Erneuter Suizid in Stein.
Der Standard 7./8.Juli
2001
Justizminister verordnete Maßnahmen
und sprach vom Gesetz der Serie
Die Reihe von Todesfällen in der niederösterreichischen
Justizanstalt Stein setzte sich fort. Wie Freitag bekannt wurde,
hatte Donnerstag ein 34-jähriger Häftlling Suizid begangen.
Damit sind in vier Wochen fünf Insassen verstorben. Einer
erlitte einen Herzinfarkt, einer verstarb - in ein Bette gefesselt
- an einem Darmverschluss, drei nahmen sich das Leben. // Wie
berichtet, hat die Staatsanwaltschaft bereits gerichtliche Vorerhebungen
eingeleitet. Und Freitagvormittag rief FP-Justizminister Dieter
Böhmdorfer die zuständigen Abteilungsleiter zusätzlich
zu einer Krisensitzung in Wien zusammen. Danach wurden Ermittlungsbeamte
nach Stein geschickt, um direkt vor Ort mit den Untersuchungen
zu beginnen. // Gerhard H. hätte wegen Gewaltverbrechen
acht Jahre absitzen müssen. Er trat 1996 seine bis zum 10.Juli
2004 datierte Haft an - in einem guten Jahr hätte er um
bedingte Entlassung ansuchen können. /// Bald nach seiner
Einlieferung habe man suizidale Tendenzen bei H. festgestellt.
Seit dem vergangenen Jahr habe es laut Johann Hadrbolec, Anstaltsleiter
von Stein, aber keinerlei Anzeichen auf einen möglichen
Selbstmord mehr gegeben.Wegen paranoider Psychose musste er jedoch
von April bis Juni im psychiatrischen Spital Mauer-Öbling
behandelt werden. Danach wurde er als "stabilisiert"
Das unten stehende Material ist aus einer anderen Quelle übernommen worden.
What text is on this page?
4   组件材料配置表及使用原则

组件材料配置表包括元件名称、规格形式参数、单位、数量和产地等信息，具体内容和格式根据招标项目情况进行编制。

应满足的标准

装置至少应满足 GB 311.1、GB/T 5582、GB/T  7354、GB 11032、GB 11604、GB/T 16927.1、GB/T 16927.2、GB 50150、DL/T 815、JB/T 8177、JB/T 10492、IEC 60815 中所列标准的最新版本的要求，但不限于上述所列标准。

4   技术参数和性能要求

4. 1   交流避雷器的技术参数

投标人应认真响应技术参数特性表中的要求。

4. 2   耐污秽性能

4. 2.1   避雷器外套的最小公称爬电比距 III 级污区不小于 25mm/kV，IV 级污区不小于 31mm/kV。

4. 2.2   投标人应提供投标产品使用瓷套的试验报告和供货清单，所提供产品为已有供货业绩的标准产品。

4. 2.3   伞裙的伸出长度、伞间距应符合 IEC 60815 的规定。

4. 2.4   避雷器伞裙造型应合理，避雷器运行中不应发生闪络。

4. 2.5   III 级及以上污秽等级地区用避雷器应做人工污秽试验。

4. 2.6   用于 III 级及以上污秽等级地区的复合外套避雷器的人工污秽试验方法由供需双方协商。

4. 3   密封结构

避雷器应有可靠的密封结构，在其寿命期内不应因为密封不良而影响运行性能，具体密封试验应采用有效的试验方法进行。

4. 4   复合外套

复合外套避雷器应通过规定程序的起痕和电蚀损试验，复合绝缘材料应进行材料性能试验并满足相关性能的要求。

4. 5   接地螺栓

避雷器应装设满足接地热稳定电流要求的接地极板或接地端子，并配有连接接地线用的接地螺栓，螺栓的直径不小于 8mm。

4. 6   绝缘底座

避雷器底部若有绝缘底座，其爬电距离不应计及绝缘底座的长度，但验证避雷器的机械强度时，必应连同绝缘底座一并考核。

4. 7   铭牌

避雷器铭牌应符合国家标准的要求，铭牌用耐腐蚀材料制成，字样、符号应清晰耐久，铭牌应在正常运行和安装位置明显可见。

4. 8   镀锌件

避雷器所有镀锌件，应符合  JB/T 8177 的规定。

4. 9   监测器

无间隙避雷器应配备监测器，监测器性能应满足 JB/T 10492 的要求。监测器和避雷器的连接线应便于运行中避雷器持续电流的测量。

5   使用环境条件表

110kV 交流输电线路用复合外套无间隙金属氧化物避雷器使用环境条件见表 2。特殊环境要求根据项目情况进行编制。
wieder nach Stein zurückgeschickt - ihm war eine Depotspritze
mit Psychopharmaka verabreicht worden, die bis 13. Juli hätte
wirken sollen. Zudem wurde er täglich mit weiteren Pillen
ruhig gestellt. // Donnerstag gegen 15 Uhr wurde H. tot in seiner
Haftzelle gefunden. Er hatte sich - wie Briefbomber Franz Fuchs
vergangenes Jahr in der Grazer Haftanstalt Karlau - mit einem
Elektrokabel erhängt. / / Die drei Suizide scheint ein
roter Faden zu verbinden: Alle Opfer waren psychisch krank.
Daher sollen nun in Stein vorerst keine "psychiatrisch auffälligen
Insassen" mehr aufgenommen werden. Zudem soll das "medizinische
und psychologische Versorgungssystem" in der Justizanstalt
auf mögliche Verbesserungen untersucht werden und ein geplanter
Lehrgang über mögliche "Selbsttötungsprävention"
von einer anderen Justizanstalt nach Stein verlegt werden. Langfristig
plant das Ministerium eine speziell für "psychisch
gestörte Pflegefälle" eingerichtete Abteilung
in Stein. Die derzeitige Häufung der Suizidfälle
in Stein entspräche laut wissenschaftlichen Erkenntnissen
jedoch dem "Gesetz der Serie" so die offizielle Stellungnahme
von Minister Dieter Böhmdorfer, da "Selbstmordfälle
bei Bekanntwerden Auswirkungen auf andere suizidgefährdete
Menschen haben und sie in ihrer Ausführungsabsicht bestärken
können. // Jedes Jahr nehmen sich laut Untersuchungen im
Schnitte 14 von insgesamt rund 7000 Häftlingen in Österreich
das Leben - die meisten in Einzelzellen und in Untersuchungshaft.
Umgelegt auf die Gesamtpopulation ereignen sich damit hinter
Gittern bis zu zehnmal mehr Suizide als davor.